The new classification, effective from 1 October 2015, applies to minimally invasive catheter based interventions used for the repair of abdominal aortic aneurysms (AAAs). As a result, AAA treatment with devices such as the Gore Excluder AAA endoprosthesis will be classified into two new diagnosis-related groups along with 12 other high cost aortic and cardiac conditions.

This decision was initiated following a data analysis effort conducted by Gore over the past two years aimed at improving the alignment of payment and cost. According to a study published in the Journal of Vascular Surgery, the average hospital cost of EVAR was roughly US$20,000, while the mean reimbursement rate came in at just under US$19,000. Since then, treatment of AAA patients with EVAR has transitioned to include complex cases where previously surgery was the standard option. As such, the costs of EVAR have risen while reimbursement has remained relatively flat.

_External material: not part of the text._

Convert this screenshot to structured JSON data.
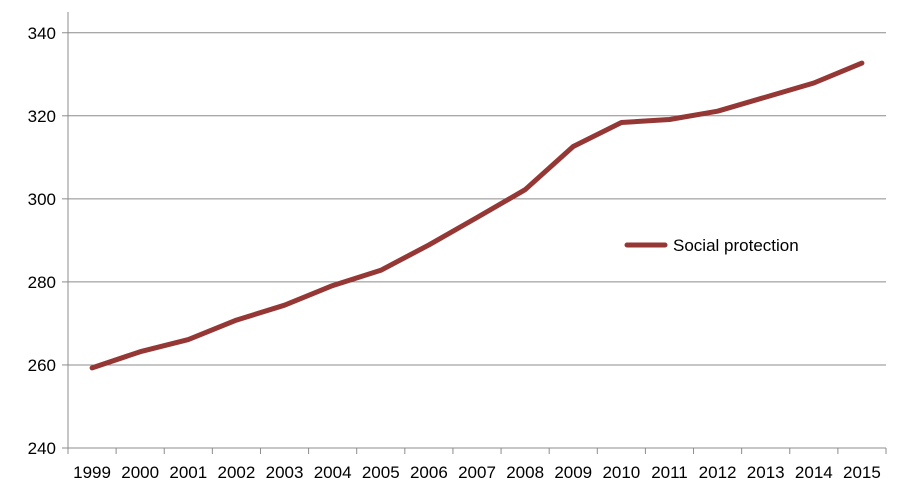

Under the new classification, the reimbursement base rate for non-complex procedures will see an approximate 15% increase in payment while complex cases will receive an approximate 24% increase in payment. The increase in reimbursement provides relief to hospitals, and will help ensure that patients continue to have access to this therapy in their communities.

“As standard of care shifts from open surgery to minimally invasive forms of treatment, different types of resources are used. Hospital payments may not always reflect that change simply due to rate-setting methods,” said Don Goffena, director of reimbursement, Health Economics division at Gore. “It is important for Gore to monitor how reimbursement rates are keeping pace with hospital costs as therapies evolve and gain in popularity. We noticed a disconnect in this case, and in collaboration with others committed to the advancement of EVAR, we were able to work with Medicare to make a change that will improve the alignment of cost and payment for the benefit of the patients, hospitals, and physicians.”

EVAR procedures originally evolved as an alternative to highly invasive open surgical repair of AAA. Since the first reported North American use of EVAR in 1992, EVAR has been adopted as the standard of care for the treatment of clinically significant AAA. Today, it is estimated that EVAR accounts for nearly 80% of all intact AAA repair in the USA. This adoption reflects the quality improvements associated with EVAR over open surgical approaches, the advancements in technology which have furthered the applicability of the therapy to a broader set of patients, as well as reimbursement structures enabling patient access to these minimally invasive technologies.